De nombreux articles pointent l'influence des médias sociaux en santé [2, 13, 14] et nous pensons que les conséquences de cette influence, si les informations ne sont pas un minimum encadrées, peuvent être dévastatrices. Il suffit de poser la question des habitudes orales des patients pour être surpris du nombre d'entre eux ayant déjà eu recours aux produits et tutoriels recommandés sur les réseaux sociaux : par exemple, l'utilisation de citron ou de charbon pour se blanchir les dents alors que des études scientifiques ont mis en évidence l'inefficacité et les risques liés à l'usage de ces techniques [15-17].

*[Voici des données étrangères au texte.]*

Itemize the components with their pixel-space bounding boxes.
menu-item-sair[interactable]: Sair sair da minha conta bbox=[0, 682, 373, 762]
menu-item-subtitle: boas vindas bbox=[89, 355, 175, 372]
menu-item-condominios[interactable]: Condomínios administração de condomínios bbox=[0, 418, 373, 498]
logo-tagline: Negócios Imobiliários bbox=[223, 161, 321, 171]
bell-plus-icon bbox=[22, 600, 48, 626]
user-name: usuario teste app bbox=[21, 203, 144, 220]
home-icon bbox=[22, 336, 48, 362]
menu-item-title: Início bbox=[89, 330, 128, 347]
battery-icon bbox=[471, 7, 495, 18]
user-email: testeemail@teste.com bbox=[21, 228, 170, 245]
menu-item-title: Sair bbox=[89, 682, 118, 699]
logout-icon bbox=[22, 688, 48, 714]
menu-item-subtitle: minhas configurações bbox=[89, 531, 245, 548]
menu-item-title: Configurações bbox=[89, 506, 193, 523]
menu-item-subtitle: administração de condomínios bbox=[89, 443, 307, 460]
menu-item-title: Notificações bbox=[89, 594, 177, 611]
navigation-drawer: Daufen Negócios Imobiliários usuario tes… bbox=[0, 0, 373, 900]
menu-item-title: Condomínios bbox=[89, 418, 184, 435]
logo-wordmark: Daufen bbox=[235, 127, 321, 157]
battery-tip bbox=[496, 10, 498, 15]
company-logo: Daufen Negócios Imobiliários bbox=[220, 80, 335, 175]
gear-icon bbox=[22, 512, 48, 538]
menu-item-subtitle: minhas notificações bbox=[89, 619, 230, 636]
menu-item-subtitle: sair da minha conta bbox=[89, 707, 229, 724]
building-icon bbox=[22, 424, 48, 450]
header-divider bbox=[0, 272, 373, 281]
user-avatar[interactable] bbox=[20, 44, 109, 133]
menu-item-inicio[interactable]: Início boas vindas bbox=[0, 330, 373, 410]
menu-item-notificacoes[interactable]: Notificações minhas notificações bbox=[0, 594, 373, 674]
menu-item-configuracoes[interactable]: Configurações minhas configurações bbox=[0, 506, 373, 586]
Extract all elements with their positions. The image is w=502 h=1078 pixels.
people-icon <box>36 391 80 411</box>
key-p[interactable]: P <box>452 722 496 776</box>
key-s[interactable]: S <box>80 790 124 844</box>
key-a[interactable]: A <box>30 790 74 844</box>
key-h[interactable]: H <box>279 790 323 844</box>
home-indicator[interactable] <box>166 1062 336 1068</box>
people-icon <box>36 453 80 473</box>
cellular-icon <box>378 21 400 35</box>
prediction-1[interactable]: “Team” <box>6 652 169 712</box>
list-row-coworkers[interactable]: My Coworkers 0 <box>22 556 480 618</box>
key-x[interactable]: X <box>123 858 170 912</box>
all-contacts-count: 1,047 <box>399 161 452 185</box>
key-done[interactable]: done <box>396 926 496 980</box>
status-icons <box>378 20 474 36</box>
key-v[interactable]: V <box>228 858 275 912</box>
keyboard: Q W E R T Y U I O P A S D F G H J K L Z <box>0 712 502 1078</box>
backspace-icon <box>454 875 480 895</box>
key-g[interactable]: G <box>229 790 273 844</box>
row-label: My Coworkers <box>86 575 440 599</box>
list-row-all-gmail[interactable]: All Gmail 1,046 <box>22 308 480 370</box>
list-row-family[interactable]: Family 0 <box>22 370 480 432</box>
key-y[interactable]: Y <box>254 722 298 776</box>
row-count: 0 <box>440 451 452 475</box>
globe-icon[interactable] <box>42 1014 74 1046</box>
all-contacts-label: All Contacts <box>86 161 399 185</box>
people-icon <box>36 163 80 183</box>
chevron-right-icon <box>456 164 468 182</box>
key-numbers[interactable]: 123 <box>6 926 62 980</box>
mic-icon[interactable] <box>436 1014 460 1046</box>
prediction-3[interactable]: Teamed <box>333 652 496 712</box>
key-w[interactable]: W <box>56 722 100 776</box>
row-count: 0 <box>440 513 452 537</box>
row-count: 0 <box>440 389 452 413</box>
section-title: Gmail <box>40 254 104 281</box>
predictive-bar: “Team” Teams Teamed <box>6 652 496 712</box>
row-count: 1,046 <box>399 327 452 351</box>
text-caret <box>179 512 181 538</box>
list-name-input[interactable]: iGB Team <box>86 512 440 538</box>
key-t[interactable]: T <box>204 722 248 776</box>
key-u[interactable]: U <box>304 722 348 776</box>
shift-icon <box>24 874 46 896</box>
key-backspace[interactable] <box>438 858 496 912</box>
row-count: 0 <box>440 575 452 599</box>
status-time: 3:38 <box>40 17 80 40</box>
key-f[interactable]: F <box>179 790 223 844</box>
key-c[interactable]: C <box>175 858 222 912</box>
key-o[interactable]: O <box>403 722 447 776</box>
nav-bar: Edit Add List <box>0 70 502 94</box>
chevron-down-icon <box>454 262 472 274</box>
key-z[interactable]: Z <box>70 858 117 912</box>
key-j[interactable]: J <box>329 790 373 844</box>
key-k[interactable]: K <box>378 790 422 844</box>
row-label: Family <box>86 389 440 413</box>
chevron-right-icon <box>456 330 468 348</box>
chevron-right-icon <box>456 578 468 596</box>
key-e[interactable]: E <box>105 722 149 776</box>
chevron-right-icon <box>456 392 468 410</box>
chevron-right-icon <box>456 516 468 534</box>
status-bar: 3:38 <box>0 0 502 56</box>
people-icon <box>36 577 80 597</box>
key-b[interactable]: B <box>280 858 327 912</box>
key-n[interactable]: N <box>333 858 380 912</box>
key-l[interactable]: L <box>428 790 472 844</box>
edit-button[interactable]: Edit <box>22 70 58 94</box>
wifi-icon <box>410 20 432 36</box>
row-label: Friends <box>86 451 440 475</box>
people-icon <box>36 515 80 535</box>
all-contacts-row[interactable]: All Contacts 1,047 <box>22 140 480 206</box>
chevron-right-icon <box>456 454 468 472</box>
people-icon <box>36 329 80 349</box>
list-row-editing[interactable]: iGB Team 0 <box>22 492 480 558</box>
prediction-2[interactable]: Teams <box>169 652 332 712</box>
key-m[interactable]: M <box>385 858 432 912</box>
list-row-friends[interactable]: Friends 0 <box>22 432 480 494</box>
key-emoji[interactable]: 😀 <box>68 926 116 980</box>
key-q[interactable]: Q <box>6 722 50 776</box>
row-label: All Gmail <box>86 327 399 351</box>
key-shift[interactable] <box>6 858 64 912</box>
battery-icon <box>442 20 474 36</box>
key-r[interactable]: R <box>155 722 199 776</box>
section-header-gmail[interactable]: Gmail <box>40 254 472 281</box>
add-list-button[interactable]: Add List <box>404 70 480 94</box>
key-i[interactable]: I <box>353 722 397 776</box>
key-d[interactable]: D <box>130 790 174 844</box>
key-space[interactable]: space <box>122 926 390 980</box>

En plus d'être un nouveau moyen d'information et de prévention, les atouts des médias sociaux pourraient, à terme, permettre de gagner du temps lors des consultations au fauteuil. Nous n'outrepasserons jamais le lien patient-praticien et la confiance qui en découle qui sont primordiaux pour une bonne prise en charge, mais l'AVASN pourrait permettre par exemple de faciliter l'éducation à la santé, et notamment à la santé et à l'hygiène bucco-dentaire. En effet, le patient s'informant par lui-même et par un moyen qu'il connaît bien sera d'autant plus réceptif, en termes d'écoute et de compétences, aux informations qu'il reçoit et qu'il recevra en complément [5].
Les patients pensent assez souvent être bien informés par les informations qu'ils trouvent sur internet (les réseaux sociaux en faisant partie) [18]. Très nombreux sont ceux qui y cherchent presque systématiquement des informations en santé avant ou après une consultation médicale. Ces nouveaux comportements ont logiquement émergé avec l'avènement d'internet et des réseaux sociaux et la facilité d'accès aux connaissances qu'ils proposent. Ce phénomène étant inéluctable, autant travailler sur des moyens de diffuser et d'encadrer des informations de qualité, non ? C'est précisément le but de l'AVASN.
Les auteurs déclarent n'avoir aucun lien d'intérêts concernant cet article.